AEW dürfte weitere Verschmähte aufnehmen
Das neue NXT vor veränderter Kulisse (ein neues, buntes Logo wurde schon enthüllt) geht in den USA am 21. September auf Sendung, zu diesem Zeitpunkt wird das Ausmaß des Bebens noch klarer sein - das auch Auswirkungen auf Konkurrent AEW haben wird.
Die Promotion von Tony Khan darf sich von nun an wohl konkurrenzlos um einen Großteil der Independent-Talente bemühen und dürfte auch diverse ausgebootete NXT-Stars mit offenen Armen empfangen - wie jüngst schon Malakai Black, Andrade El Idolo und Rückkehrer CM Punk und bald wohl auch Daniel Bryan, „The Fiend“ Bray Wyatt und Legende Ric Flair.
Tony Khan bekräftigte am Wochenende seine Kritik an dem Richtungswechsel des Konkurrenten (“Malen nach Zahlen“). Im Wrestling Observer Radio wies er darauf hin, dass WWE mit diesen Kriterieren diverse große Wrestling-Stars ausgesiebt hätte, bevor sie dort Karriere hätten machen können, namentlich nannte er unter anderem Hall of Famer Mick Foley.
Hat sich Adam Cole schon für AEW entschieden?
Das große Beben könnte zudem schon jetzt den ersten Star unfreiwillig in die Arme von AEW getrieben zu haben: Der Pro Wrestling Insider berichtet, dass WWE eine interne Memo versandt hätte, dass Adam Cole kein Teil des Unternehmens mehr sei.
Der körperlich eher schmächtige, aber in allen anderen Bereichen herausragende Cole war in den vergangenen Jahren so etwas wie die Verkörperung des alten NXT - und überzeugte so sehr, dass auch McMahon Coles gerade ausgelaufenen Vertrag trotz des Systemwechsels hätte verlängern wollen.
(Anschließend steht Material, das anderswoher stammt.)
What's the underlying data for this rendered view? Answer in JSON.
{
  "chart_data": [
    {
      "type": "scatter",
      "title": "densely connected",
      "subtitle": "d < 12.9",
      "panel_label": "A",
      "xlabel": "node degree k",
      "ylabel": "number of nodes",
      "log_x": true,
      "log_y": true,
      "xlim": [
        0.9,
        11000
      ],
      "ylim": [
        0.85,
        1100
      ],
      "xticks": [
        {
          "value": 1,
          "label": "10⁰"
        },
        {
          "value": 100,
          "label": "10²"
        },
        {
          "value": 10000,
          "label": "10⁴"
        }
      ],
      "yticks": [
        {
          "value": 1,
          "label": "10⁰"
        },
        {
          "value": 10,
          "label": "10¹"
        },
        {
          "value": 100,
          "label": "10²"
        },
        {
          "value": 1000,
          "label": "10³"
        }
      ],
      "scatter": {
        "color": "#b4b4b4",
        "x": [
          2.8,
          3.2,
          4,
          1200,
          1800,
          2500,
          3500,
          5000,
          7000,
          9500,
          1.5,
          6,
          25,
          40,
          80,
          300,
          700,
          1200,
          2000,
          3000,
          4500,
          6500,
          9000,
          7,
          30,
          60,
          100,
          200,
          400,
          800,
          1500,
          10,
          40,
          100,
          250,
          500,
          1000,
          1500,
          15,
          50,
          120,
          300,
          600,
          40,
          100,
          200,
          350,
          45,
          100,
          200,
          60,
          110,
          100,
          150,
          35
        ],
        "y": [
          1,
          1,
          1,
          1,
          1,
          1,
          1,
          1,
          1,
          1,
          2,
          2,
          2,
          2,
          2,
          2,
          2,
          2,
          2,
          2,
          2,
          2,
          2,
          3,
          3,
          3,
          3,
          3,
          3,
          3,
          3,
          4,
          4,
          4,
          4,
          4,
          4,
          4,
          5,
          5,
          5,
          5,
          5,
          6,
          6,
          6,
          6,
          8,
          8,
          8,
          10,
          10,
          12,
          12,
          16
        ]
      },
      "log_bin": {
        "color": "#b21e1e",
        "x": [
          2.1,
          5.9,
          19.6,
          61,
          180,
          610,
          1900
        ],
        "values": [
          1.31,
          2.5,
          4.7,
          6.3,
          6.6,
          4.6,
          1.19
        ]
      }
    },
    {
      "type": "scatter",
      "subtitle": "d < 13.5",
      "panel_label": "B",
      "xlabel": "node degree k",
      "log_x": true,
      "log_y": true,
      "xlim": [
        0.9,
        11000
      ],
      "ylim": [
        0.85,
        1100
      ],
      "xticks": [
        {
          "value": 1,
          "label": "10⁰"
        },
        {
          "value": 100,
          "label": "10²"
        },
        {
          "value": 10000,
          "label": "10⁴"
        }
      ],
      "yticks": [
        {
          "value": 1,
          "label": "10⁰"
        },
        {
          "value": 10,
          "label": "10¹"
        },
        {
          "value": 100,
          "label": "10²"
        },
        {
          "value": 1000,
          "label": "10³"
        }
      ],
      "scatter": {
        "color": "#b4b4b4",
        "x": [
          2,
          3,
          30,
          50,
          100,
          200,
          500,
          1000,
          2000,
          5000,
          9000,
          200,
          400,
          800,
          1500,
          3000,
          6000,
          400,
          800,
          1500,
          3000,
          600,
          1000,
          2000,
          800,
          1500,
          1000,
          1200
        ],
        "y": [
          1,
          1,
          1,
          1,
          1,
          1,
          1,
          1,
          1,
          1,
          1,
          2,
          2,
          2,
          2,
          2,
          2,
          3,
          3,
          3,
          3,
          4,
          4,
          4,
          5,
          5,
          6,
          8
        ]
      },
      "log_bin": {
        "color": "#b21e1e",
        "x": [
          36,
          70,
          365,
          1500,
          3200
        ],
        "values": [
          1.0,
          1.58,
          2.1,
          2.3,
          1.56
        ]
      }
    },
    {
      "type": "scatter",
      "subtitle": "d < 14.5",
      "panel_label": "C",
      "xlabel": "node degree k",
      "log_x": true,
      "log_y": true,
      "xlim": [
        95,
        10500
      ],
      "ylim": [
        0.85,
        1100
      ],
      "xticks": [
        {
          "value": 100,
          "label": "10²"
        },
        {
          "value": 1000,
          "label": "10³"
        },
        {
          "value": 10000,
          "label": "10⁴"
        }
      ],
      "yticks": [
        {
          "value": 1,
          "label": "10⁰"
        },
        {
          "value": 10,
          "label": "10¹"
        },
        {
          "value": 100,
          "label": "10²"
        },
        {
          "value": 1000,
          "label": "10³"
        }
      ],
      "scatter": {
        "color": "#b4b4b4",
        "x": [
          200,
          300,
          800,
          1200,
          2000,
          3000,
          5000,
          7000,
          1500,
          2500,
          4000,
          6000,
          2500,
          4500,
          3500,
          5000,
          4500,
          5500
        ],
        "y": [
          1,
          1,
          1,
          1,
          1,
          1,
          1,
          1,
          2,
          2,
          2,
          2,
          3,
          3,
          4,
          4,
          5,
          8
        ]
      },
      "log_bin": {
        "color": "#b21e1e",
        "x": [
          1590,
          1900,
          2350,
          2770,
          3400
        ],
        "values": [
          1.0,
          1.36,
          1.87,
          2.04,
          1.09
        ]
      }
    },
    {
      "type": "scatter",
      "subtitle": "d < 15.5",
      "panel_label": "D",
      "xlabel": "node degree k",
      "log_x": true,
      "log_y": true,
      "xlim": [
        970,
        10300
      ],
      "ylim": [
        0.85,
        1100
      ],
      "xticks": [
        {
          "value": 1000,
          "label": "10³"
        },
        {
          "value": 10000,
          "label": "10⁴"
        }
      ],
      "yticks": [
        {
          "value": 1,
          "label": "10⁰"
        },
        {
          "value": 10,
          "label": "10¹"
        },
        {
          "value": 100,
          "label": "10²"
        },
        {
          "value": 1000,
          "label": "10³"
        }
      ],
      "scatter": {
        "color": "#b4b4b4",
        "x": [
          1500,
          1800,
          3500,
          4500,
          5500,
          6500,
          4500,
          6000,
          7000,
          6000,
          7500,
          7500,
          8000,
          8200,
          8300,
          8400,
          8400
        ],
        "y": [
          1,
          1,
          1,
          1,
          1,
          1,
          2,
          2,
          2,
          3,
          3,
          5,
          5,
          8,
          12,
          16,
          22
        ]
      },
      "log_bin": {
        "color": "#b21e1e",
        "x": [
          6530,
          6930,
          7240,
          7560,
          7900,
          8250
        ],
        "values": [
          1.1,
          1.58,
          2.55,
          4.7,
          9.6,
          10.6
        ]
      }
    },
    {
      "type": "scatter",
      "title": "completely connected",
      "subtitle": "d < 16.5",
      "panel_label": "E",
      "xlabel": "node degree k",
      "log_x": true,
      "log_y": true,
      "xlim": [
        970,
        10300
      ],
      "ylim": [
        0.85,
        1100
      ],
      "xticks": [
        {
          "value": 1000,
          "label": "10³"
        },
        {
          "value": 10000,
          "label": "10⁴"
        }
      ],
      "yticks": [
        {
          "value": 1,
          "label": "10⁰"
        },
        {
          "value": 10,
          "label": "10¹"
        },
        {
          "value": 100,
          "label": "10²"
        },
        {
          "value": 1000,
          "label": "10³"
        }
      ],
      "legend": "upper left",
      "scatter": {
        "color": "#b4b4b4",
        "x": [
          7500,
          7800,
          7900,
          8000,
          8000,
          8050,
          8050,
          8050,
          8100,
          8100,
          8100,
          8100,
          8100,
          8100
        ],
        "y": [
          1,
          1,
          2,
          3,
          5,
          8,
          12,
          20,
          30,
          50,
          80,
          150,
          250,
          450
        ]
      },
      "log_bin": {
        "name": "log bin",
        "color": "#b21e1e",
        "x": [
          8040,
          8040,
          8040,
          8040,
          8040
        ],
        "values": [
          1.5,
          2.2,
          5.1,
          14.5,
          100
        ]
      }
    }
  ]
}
Sollte Cole nun zu AEW und Lebensgefährtin Britt Baker wechseln - was er jederzeit ohne Nichtantrittsfrist tun kann - würde es von WWE ungewollt mehr als alles andere die neuen Gegebenheiten unterstreichen.
Für Cole, der die bei NXT bislang als rechte Hand von Triple H aktive Legende Shawn Michaels bewundert, ist eine große WWE-Karriere eigentlich der über allem stehende Lebenstraum - wie er noch vor wenigen Monaten im SPORT1-Interview bekräftigt hatte. Sollte auch jemand wie er nun zum Schluss gekommen sein, dass er sein Glück eher bei AEW finden wird, hätte es beträchtliche Signalwirkung.